Council chairman Edward Leong Che-hung said after the meeting Tuesday night that vice chancellor Peter Mathieson had told the council it would not be possible to find a suitable candidate for deputy vice chancellor in the near future.
On that basis, Leong said, the council has decided to discuss the recommendation of the search committee and make a decision about the appointment when it meets again next month.
In regard to the storming of the chamber, Leong said a report has been filed with police, as criminal activity was clearly seen on that day.
Leong also said the council decided to accept the senior management team’s recommendations as to the actions to be taken regarding a controversial donation to the university that Occupy movement founder and HKU Associate Professor Benny Tai Yiu-ting had channeled through Chan.

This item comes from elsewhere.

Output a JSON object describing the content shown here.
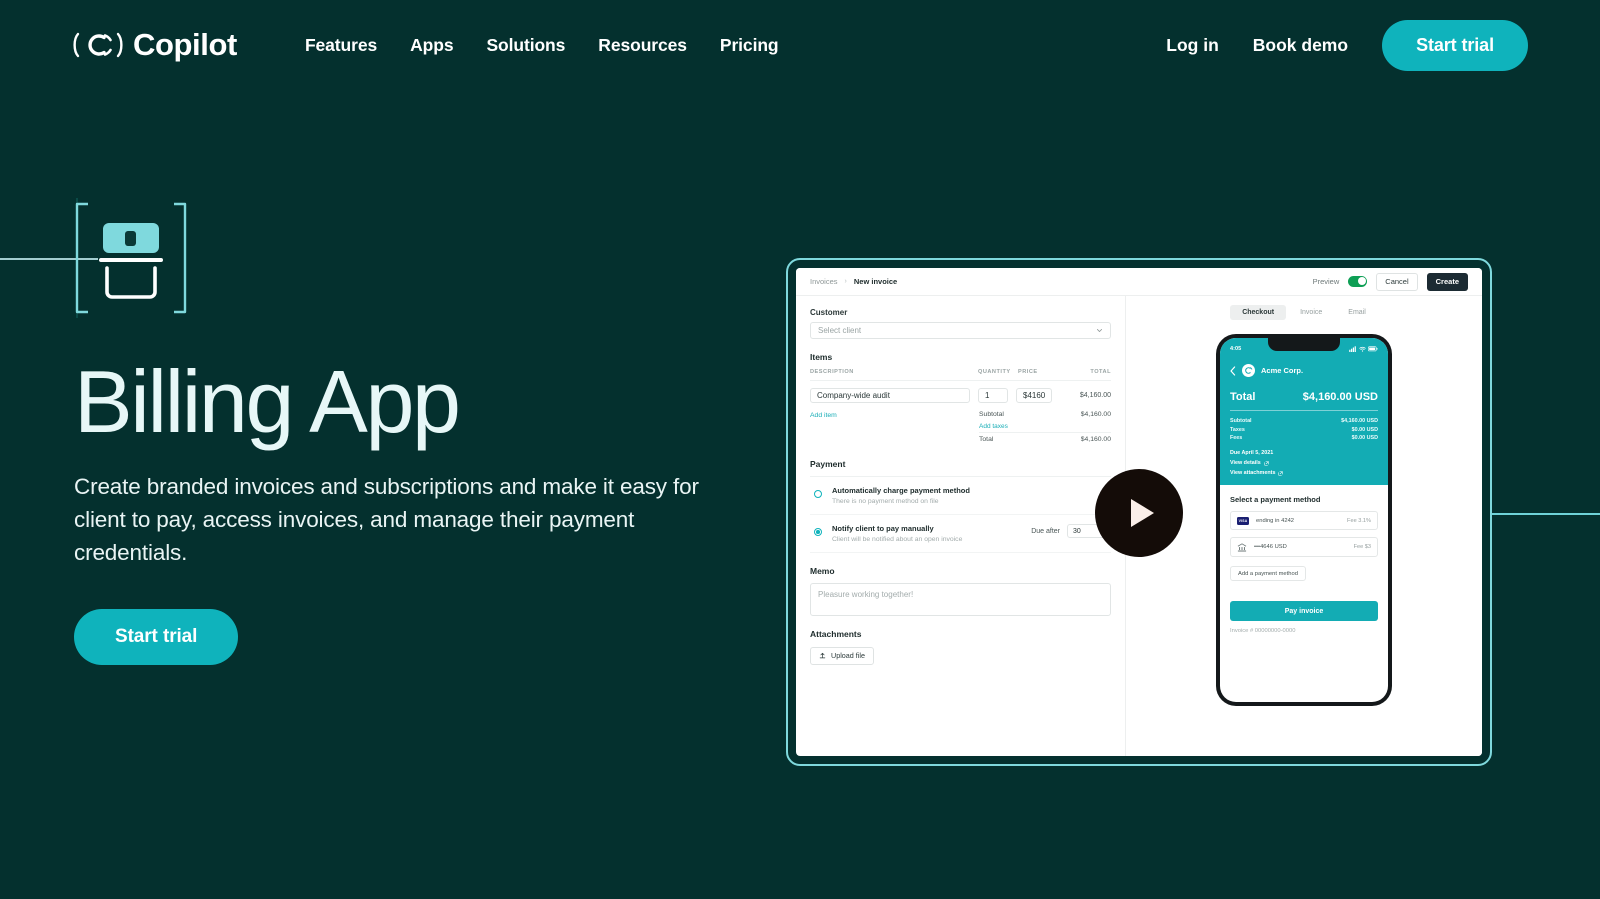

The team reportedly found that although Chan failed to reveal the source of the donation immediately to the university, he did not do it intentionally (Chan later disclosed the information).
Therefore, the team suggested that the university send Chan a letter to remind him that, as a senior member of the teaching staff, he has a responsibility not to be similarly careless in the future.
Meanwhile, it recommended that Tai be barred for three years from assuming any management position at HKU.
Calling the proposed letter to Chan a very mild punishment, education sector lawmaker Ip Kin-yuen, who is the convener of an alumni concern group, said the council should explain the purpose of the letter clearly, or it might end up preventing Chan from becoming the new pro vice chancellor.